Clara Barton is one of the most-recognized heroes of the American Civil War. She began her illustrious career as an educator but found her true calling tending wounded soldiers on and off bloody Civil War battlefields. When the war ended, Barton worked to identify missing and deceased soldiers, and eventually founded the American Red Cross. Her life was dedicated to the care of others, and Barton had a crucial and long-lasting impact on caregiving and disaster relief in America and throughout the world.

Early Life of Clara Barton

She was born Clarissa Harlowe Barton on December 25, 1821 in Oxford, Massachusetts, into an abolitionist family.
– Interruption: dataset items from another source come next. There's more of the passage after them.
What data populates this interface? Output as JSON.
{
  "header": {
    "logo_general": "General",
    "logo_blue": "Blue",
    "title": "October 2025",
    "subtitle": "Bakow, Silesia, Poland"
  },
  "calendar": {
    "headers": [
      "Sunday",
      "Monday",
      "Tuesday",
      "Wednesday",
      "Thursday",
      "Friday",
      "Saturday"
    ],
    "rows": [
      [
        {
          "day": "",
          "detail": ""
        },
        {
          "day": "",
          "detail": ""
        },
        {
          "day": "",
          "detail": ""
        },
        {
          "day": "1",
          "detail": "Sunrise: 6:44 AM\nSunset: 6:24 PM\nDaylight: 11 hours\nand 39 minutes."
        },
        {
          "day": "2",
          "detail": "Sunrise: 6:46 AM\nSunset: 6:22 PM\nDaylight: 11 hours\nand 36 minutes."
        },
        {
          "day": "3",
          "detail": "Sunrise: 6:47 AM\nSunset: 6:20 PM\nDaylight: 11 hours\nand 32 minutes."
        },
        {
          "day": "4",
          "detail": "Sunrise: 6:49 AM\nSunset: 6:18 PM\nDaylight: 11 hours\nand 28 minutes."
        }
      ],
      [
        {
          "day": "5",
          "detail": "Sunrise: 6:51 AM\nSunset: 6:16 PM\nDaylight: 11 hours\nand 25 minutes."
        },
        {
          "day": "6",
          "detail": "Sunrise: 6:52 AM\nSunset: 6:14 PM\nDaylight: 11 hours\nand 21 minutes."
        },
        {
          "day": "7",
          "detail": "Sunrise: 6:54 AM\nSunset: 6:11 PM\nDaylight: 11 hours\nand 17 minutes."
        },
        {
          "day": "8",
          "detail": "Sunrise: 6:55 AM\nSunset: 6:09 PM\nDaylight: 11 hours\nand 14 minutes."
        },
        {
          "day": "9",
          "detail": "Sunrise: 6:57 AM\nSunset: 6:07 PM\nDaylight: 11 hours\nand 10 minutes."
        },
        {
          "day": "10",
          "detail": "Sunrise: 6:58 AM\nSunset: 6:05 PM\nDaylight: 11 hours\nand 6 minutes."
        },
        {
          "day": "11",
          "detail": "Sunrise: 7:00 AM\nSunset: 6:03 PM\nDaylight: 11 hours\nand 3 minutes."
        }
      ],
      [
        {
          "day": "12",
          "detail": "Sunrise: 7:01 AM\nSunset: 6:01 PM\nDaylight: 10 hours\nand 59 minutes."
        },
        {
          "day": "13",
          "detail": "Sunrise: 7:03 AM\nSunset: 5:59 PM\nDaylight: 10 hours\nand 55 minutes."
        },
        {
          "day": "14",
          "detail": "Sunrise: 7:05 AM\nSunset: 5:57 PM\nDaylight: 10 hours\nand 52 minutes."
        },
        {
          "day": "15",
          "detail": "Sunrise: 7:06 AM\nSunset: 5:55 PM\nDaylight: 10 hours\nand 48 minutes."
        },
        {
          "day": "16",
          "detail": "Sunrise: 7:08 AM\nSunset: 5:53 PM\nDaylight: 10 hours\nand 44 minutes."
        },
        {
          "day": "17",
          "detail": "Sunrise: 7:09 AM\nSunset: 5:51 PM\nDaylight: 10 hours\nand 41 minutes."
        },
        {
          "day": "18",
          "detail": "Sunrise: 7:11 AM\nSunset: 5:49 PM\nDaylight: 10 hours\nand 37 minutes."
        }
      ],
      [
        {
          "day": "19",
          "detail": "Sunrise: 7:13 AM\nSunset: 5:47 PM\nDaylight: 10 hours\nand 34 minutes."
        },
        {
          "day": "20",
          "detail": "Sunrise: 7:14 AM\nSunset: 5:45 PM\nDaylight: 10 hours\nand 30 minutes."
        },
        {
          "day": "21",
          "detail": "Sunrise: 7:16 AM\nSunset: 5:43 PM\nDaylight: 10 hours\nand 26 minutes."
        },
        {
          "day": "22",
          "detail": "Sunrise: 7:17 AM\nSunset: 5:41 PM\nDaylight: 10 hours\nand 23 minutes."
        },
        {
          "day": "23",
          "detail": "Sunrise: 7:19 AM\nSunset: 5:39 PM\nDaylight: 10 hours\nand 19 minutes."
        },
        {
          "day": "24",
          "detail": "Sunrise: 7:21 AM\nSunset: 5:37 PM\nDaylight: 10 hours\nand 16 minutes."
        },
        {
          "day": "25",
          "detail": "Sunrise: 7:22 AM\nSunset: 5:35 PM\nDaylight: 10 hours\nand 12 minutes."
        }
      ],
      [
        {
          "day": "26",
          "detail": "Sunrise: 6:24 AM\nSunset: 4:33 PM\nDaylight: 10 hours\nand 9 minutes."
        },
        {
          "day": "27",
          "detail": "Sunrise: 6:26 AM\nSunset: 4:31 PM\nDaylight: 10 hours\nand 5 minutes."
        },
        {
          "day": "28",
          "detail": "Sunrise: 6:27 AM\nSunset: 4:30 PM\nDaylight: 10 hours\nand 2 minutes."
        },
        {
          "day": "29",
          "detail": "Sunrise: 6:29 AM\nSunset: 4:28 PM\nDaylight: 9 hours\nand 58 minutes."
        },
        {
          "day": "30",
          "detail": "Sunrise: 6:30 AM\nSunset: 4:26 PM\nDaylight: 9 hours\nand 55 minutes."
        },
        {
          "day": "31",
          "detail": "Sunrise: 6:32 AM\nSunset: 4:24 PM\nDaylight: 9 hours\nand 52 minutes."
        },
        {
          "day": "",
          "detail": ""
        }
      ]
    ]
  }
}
It’s reported her love of nursing started when her oldest brother experienced a serious head injury and she nursed him diligently for two years.

After receiving a formal education, Barton became a teacher at the age of 17. Twelve years later, she founded and was headmaster of a free school in New Jersey where 600 students were eventually enrolled. She left the school after the school board voted to replace her as headmaster with a man.

Barton then moved to Washington, D.C., and became a clerk for the U.S. Patent Office, earning pay equal to her male counterparts. “I may sometimes be willing to teach for nothing, but if paid at all, I shall never do a man’s work for less than a man’s pay,” Barton said later.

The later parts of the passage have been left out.